Opis
James Reasoner udowadnia, że prawda historyczna jest znacznie ciekawsza od literackiej fikcji. Autor rozwiewa hollywoodzkie mity dotyczące najsłynniejszych strzelanin Dzikiego Zachodu, opisując m.in. ostatnią walkę Doca Holidaya, tragiczną pomyłkę Dzikiego Billa Hickoka czy ostatni, nieudany napad Gangu Daltonów, a wykorzystując swój literacki talent, zabiera nas do świata saloonów i kowbojów, by w nowym świetle ukazać znane nam z powieści i westernów wydarzenia.
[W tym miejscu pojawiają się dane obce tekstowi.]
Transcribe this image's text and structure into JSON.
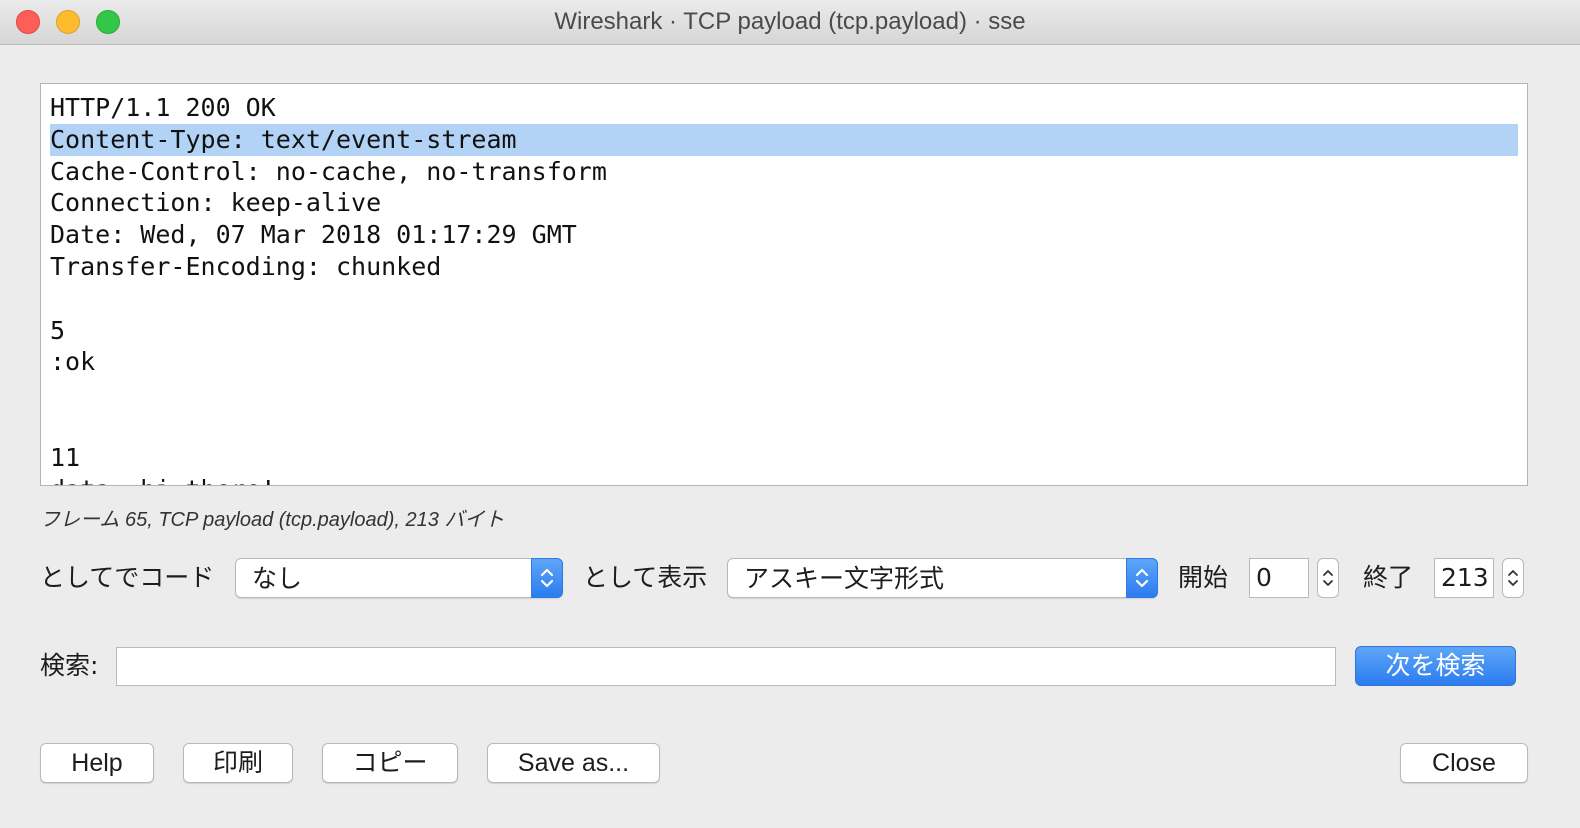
{
  "window": {
    "title": "Wireshark · TCP payload (tcp.payload) · sse"
  },
  "payload": {
    "lines": [
      "HTTP/1.1 200 OK",
      "Content-Type: text/event-stream",
      "Cache-Control: no-cache, no-transform",
      "Connection: keep-alive",
      "Date: Wed, 07 Mar 2018 01:17:29 GMT",
      "Transfer-Encoding: chunked",
      "",
      "5",
      ":ok",
      "",
      "",
      "11",
      "data: hi there!"
    ],
    "selected_line_index": 1
  },
  "frame_info": "フレーム 65, TCP payload (tcp.payload), 213 バイト",
  "controls": {
    "decode_as_label": "としてでコード",
    "decode_as_value": "なし",
    "show_as_label": "として表示",
    "show_as_value": "アスキー文字形式",
    "start_label": "開始",
    "start_value": "0",
    "end_label": "終了",
    "end_value": "213"
  },
  "search": {
    "label": "検索:",
    "value": "",
    "find_next_label": "次を検索"
  },
  "buttons": {
    "help": "Help",
    "print": "印刷",
    "copy": "コピー",
    "save_as": "Save as...",
    "close": "Close"
  },
  "colors": {
    "selection": "#b3d3f6",
    "accent": "#2b7cf0"
  }
}
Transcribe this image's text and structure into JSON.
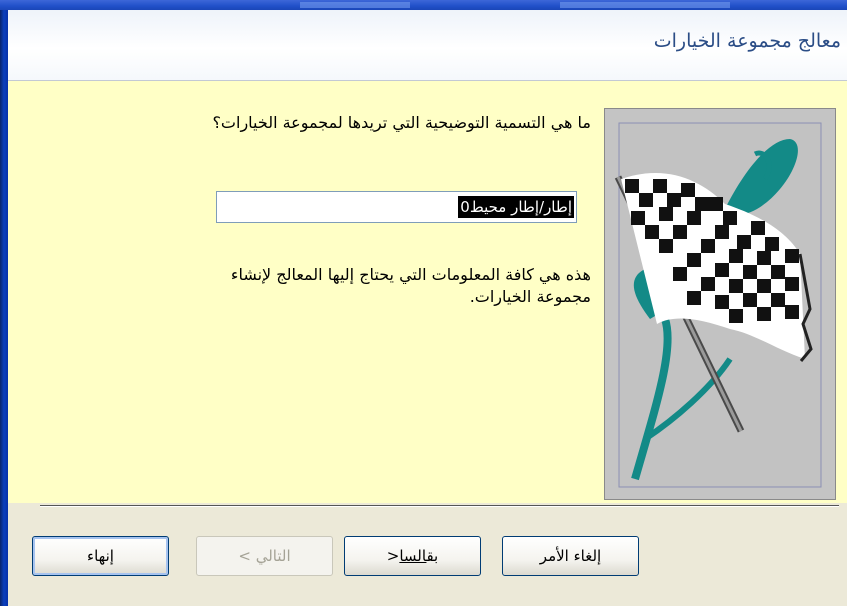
{
  "wizard": {
    "title": "معالج مجموعة الخيارات",
    "question": "ما هي التسمية التوضيحية التي تريدها لمجموعة الخيارات؟",
    "caption_value": "إطار/إطار محيط0",
    "info_line1": "هذه هي كافة المعلومات التي يحتاج إليها المعالج لإنشاء",
    "info_line2": "مجموعة الخيارات.",
    "image_icon": "checkered-flag-icon"
  },
  "buttons": {
    "cancel": "إلغاء الأمر",
    "back_prefix": "< ",
    "back_mnemonic": "السا",
    "back_rest": "بق",
    "next": "التالي >",
    "finish": "إنهاء"
  },
  "colors": {
    "content_bg": "#ffffc6",
    "title_text": "#2b4d86",
    "flag_teal": "#138a87"
  }
}
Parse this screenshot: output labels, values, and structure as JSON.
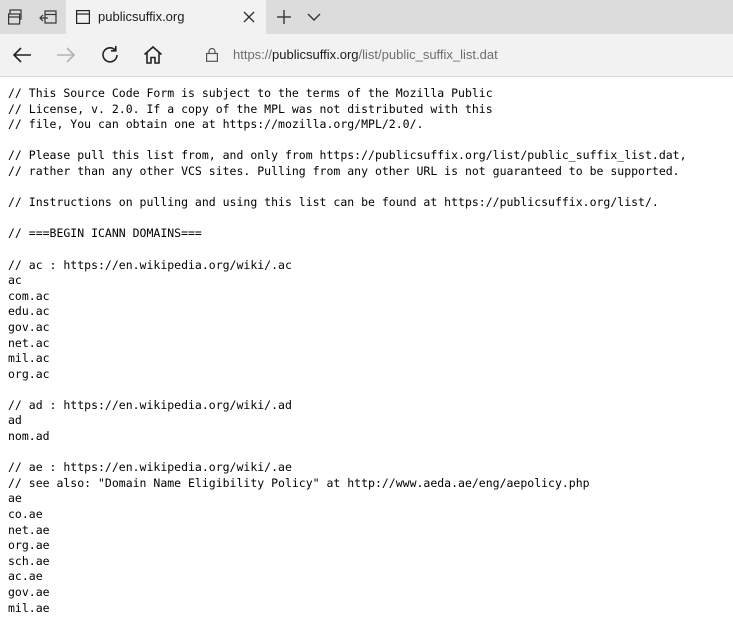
{
  "browser": {
    "tab": {
      "title": "publicsuffix.org"
    },
    "address": {
      "scheme": "https://",
      "host": "publicsuffix.org",
      "path": "/list/public_suffix_list.dat"
    }
  },
  "icons": {
    "tab_actions": "tab-actions-icon",
    "set_aside_tabs": "set-aside-tabs-icon",
    "favicon": "page-favicon-icon",
    "close": "close-icon",
    "new_tab": "plus-icon",
    "tab_list": "chevron-down-icon",
    "back": "back-arrow-icon",
    "forward": "forward-arrow-icon",
    "refresh": "refresh-icon",
    "home": "home-icon",
    "lock": "lock-icon"
  },
  "content": {
    "lines": [
      "// This Source Code Form is subject to the terms of the Mozilla Public",
      "// License, v. 2.0. If a copy of the MPL was not distributed with this",
      "// file, You can obtain one at https://mozilla.org/MPL/2.0/.",
      "",
      "// Please pull this list from, and only from https://publicsuffix.org/list/public_suffix_list.dat,",
      "// rather than any other VCS sites. Pulling from any other URL is not guaranteed to be supported.",
      "",
      "// Instructions on pulling and using this list can be found at https://publicsuffix.org/list/.",
      "",
      "// ===BEGIN ICANN DOMAINS===",
      "",
      "// ac : https://en.wikipedia.org/wiki/.ac",
      "ac",
      "com.ac",
      "edu.ac",
      "gov.ac",
      "net.ac",
      "mil.ac",
      "org.ac",
      "",
      "// ad : https://en.wikipedia.org/wiki/.ad",
      "ad",
      "nom.ad",
      "",
      "// ae : https://en.wikipedia.org/wiki/.ae",
      "// see also: \"Domain Name Eligibility Policy\" at http://www.aeda.ae/eng/aepolicy.php",
      "ae",
      "co.ae",
      "net.ae",
      "org.ae",
      "sch.ae",
      "ac.ae",
      "gov.ae",
      "mil.ae"
    ]
  }
}
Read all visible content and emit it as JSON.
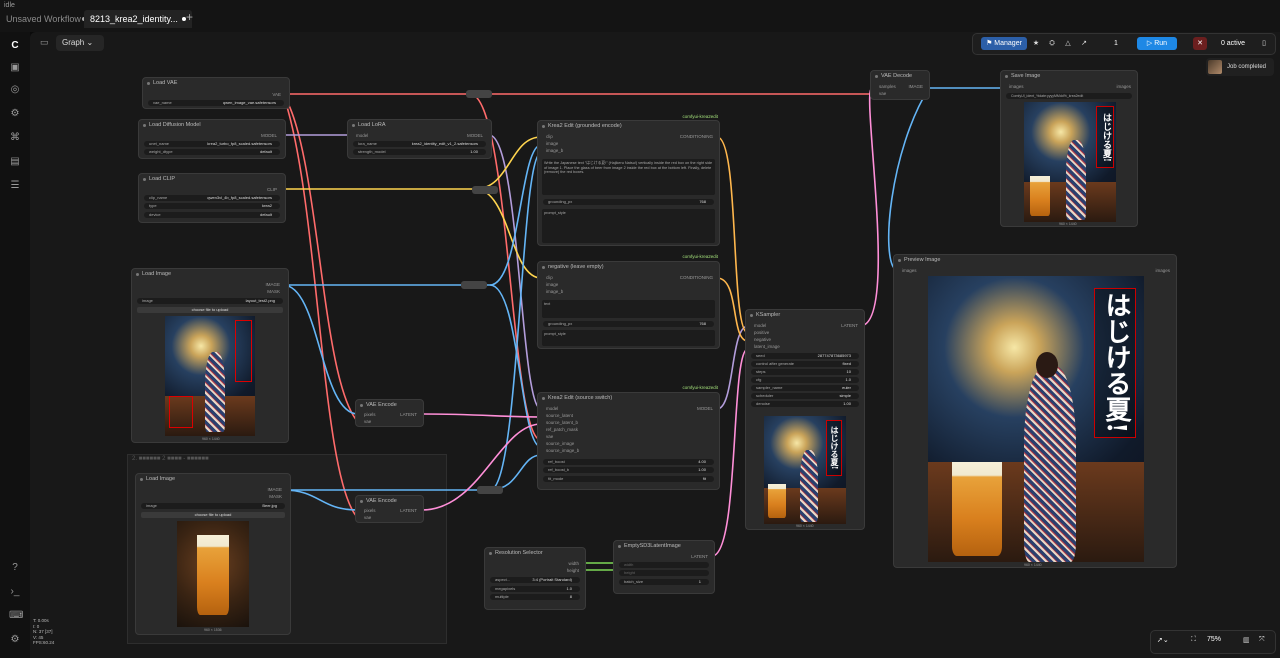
{
  "app_label": "idle",
  "tabs": [
    {
      "label": "Unsaved Workflow"
    },
    {
      "label": "8213_krea2_identity..."
    }
  ],
  "toolbar": {
    "graph_label": "Graph",
    "manager_label": "Manager",
    "queue_count": "1",
    "run_label": "Run",
    "active_label": "0 active",
    "job_label": "Job completed"
  },
  "zoom": "75%",
  "stats": [
    "T: 0.00s",
    "I: 0",
    "N: 37 [37]",
    "V: 45",
    "FPS:60.24"
  ],
  "group_title": "2. ■■■■■■ 2 ■■■■ - ■■■■■■",
  "nodes": {
    "load_vae": {
      "title": "Load VAE",
      "out": "VAE",
      "field": "vae_name",
      "value": "qwen_image_vae.safetensors"
    },
    "load_diffusion": {
      "title": "Load Diffusion Model",
      "out": "MODEL",
      "f1": "unet_name",
      "v1": "krea2_turbo_fp8_scaled.safetensors",
      "f2": "weight_dtype",
      "v2": "default"
    },
    "load_lora": {
      "title": "Load LoRA",
      "in": "model",
      "out": "MODEL",
      "f1": "lora_name",
      "v1": "krea2_identity_edit_v1_2.safetensors",
      "f2": "strength_model",
      "v2": "1.00"
    },
    "load_clip": {
      "title": "Load CLIP",
      "out": "CLIP",
      "f1": "clip_name",
      "v1": "qwen3vl_4b_fp8_scaled.safetensors",
      "f2": "type",
      "v2": "krea2",
      "f3": "device",
      "v3": "default"
    },
    "load_image1": {
      "title": "Load Image",
      "o1": "IMAGE",
      "o2": "MASK",
      "field": "image",
      "value": "layout_test2.png",
      "upload": "choose file to upload",
      "size": "960 × 1440"
    },
    "load_image2": {
      "title": "Load Image",
      "o1": "IMAGE",
      "o2": "MASK",
      "field": "image",
      "value": "Beer.jpg",
      "upload": "choose file to upload",
      "size": "960 × 1536"
    },
    "vae_encode1": {
      "title": "VAE Encode",
      "i1": "pixels",
      "i2": "vae",
      "out": "LATENT"
    },
    "vae_encode2": {
      "title": "VAE Encode",
      "i1": "pixels",
      "i2": "vae",
      "out": "LATENT"
    },
    "krea_edit_pos": {
      "tag": "comfyui-krea2edit",
      "title": "Krea2 Edit (grounded encode)",
      "i1": "clip",
      "i2": "image",
      "i3": "image_b",
      "out": "CONDITIONING",
      "text": "Write the Japanese text \"はじける夏!\" (Hajikeru Natsu!) vertically inside the red box on the right side of image 1. Place the glass of beer from image 2 inside the red box at the bottom left. Finally, delete (remove) the red boxes.",
      "f": "grounding_px",
      "v": "768",
      "sub": "prompt_style"
    },
    "krea_edit_neg": {
      "tag": "comfyui-krea2edit",
      "title": "negative (leave empty)",
      "i1": "clip",
      "i2": "image",
      "i3": "image_b",
      "out": "CONDITIONING",
      "text": "text",
      "f": "grounding_px",
      "v": "768",
      "sub": "prompt_style"
    },
    "krea_switch": {
      "tag": "comfyui-krea2edit",
      "title": "Krea2 Edit (source switch)",
      "out": "MODEL",
      "inputs": [
        "model",
        "source_latent",
        "source_latent_b",
        "ref_patch_mask",
        "vae",
        "source_image",
        "source_image_b"
      ],
      "f1": "ref_boost",
      "v1": "4.00",
      "f2": "ref_boost_b",
      "v2": "1.00",
      "f3": "fit_mode",
      "v3": "fit"
    },
    "ksampler": {
      "title": "KSampler",
      "inputs": [
        "model",
        "positive",
        "negative",
        "latent_image"
      ],
      "out": "LATENT",
      "fields": [
        [
          "seed",
          "287747873685973"
        ],
        [
          "control after generate",
          "fixed"
        ],
        [
          "steps",
          "10"
        ],
        [
          "cfg",
          "1.0"
        ],
        [
          "sampler_name",
          "euler"
        ],
        [
          "scheduler",
          "simple"
        ],
        [
          "denoise",
          "1.00"
        ]
      ],
      "size": "960 × 1440"
    },
    "vae_decode": {
      "title": "VAE Decode",
      "i1": "samples",
      "i2": "vae",
      "out": "IMAGE"
    },
    "save_image": {
      "title": "Save Image",
      "in": "images",
      "out": "images",
      "field": "ComfyUI_ident_%date:yyyyMMdd%_krea2edit",
      "size": "960 × 1440"
    },
    "preview_image": {
      "title": "Preview Image",
      "in": "images",
      "out": "images",
      "size": "960 × 1440"
    },
    "resolution": {
      "title": "Resolution Selector",
      "o1": "width",
      "o2": "height",
      "fields": [
        [
          "aspect...",
          "3:4 (Portrait Standard)"
        ],
        [
          "megapixels",
          "1.0"
        ],
        [
          "multiple",
          "8"
        ]
      ]
    },
    "empty_latent": {
      "title": "EmptySD3LatentImage",
      "out": "LATENT",
      "f1": "width",
      "f2": "height",
      "f3": "batch_size",
      "v3": "1"
    }
  },
  "sign_text": "はじける夏!",
  "colors": {
    "vae": "#ff6b6b",
    "model": "#b39ddb",
    "clip": "#ffd54f",
    "image": "#64b5f6",
    "latent": "#ff8fd8",
    "conditioning": "#ffb74d",
    "int": "#7ed957",
    "run": "#1e88e5"
  }
}
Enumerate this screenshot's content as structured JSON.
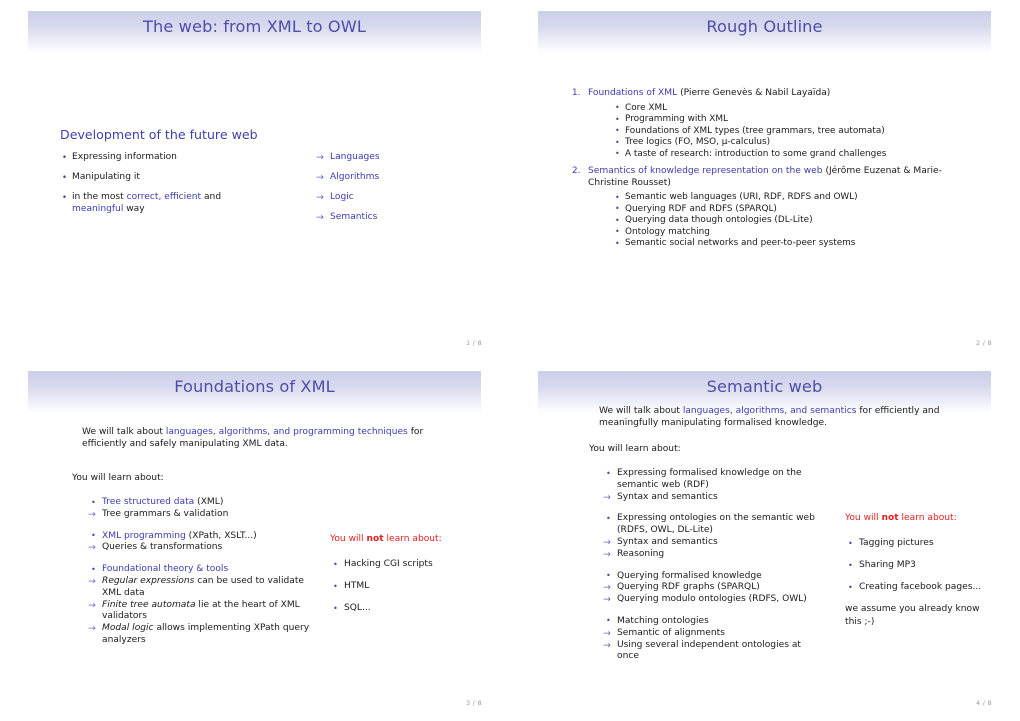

Książka podzielona jest na sześć tematycznych części. Część pierwsza, zatytułowana Jeden na jednego, opisuje m.in. koniec Warrena Earpa, niedocenianego rewolwerowca Levy'ego, a także vendettę, która przeszła do historii jako wojna o Arizonę. Druga część poświęcona jest gangom i bandom działającym na Dzikim Zachodzie, w tym Daltonom, Batowi Mastersonowi i Youngerom. Część trzecia skupia się na pościgach i walce band z marshalami federalnymi. W czwartej części opisane są napady na banki, dyliżanse i pociągi. Piąta mówi o sławnych strzelaninach, m.in. o zabójstwie człowieka, który zabił Jesse'ego Jamesa, tajemniczej śmierci Pata Garretta. Ostatnia część, Wypadki i pomyłki, opisuje m.in. tragiczny w skutkach błąd Dzikiego Billa
James Reasoner pokazuje, że Dziki Zachód tworzyli ludzie ludzie z krwi i kości, ze swymi słabościami, przywarami i przekonaniami. Sam pisze we wstępie: W niniejszej książce zawarłem zdarzenia autentyczne, przedstawione z możliwie największą dokładnością i ozdobione wiarygodnymi moim zdaniem spekulacjami na temat myśli i emocji osób biorących w nich udział. Bo to ludzie znajdują się w sercu każdej opowieści czy to rzeczywistej, czy zmyślonej. Mam nadzieję, że przedstawiłem te niezwykłe postacie w sprawiedliwym świetle. Taki przynajmniej był mój zamiar.
Autor przybliża historie legendarnych postaci Dzikiego Zachodu, weryfikując informacje i relacje na temat słynnych strzelanin, napadów i porachunków. Na kartach książki przewijają się słynne nazwiska od Johna Henry'ego Doca Hollidaya dentystę, hazardzistę, rewolwerowca i uczestnika jednej z najsłynniejszych strzelanin w historii Dzikiego Zachodu, przez Wyatta Earpa jednego z najsłynniejszych rewolwerowców i stróżów prawa, szeryfa miasteczka Tombstone, po bandę Daltonów, którzy jak twierdzą niektórzy mieli przestępczość we krwi, jako że ich matka była kuzynką niesławnych braci Youngerów, znanych ze współpracy z Jesse'em Jamesem.
Jesse James, człowiek uchodzący za najszybszego rewolwerowca na Dzikim Zachodzie, stał się legendą Ameryki jeszcze za życia. Bezwzględny bandyta i morderca, przez jednych odsądzany od czci i wiary, przez innych kreowany na obrońcę biednych i uciśnionych, zginął z rąk jednego z kompanów, Boba Forda, podczas ścierania kurzu z obrazu wiszącego na ścianie wynajmowanego domu: [] strzelił Jamesowi w tył głowy, gdy ten stał na krześle, odkurzając obraz w domu, który wynajął pod fałszywym nazwiskiem Thomas Howard. Jako stosunkowo nowy członek gangu Jessego Ford zdradził go i zabił dla nagrody w wysokości dziesięciu tysięcy dolarów której zresztą nigdy w całości nie otrzymał.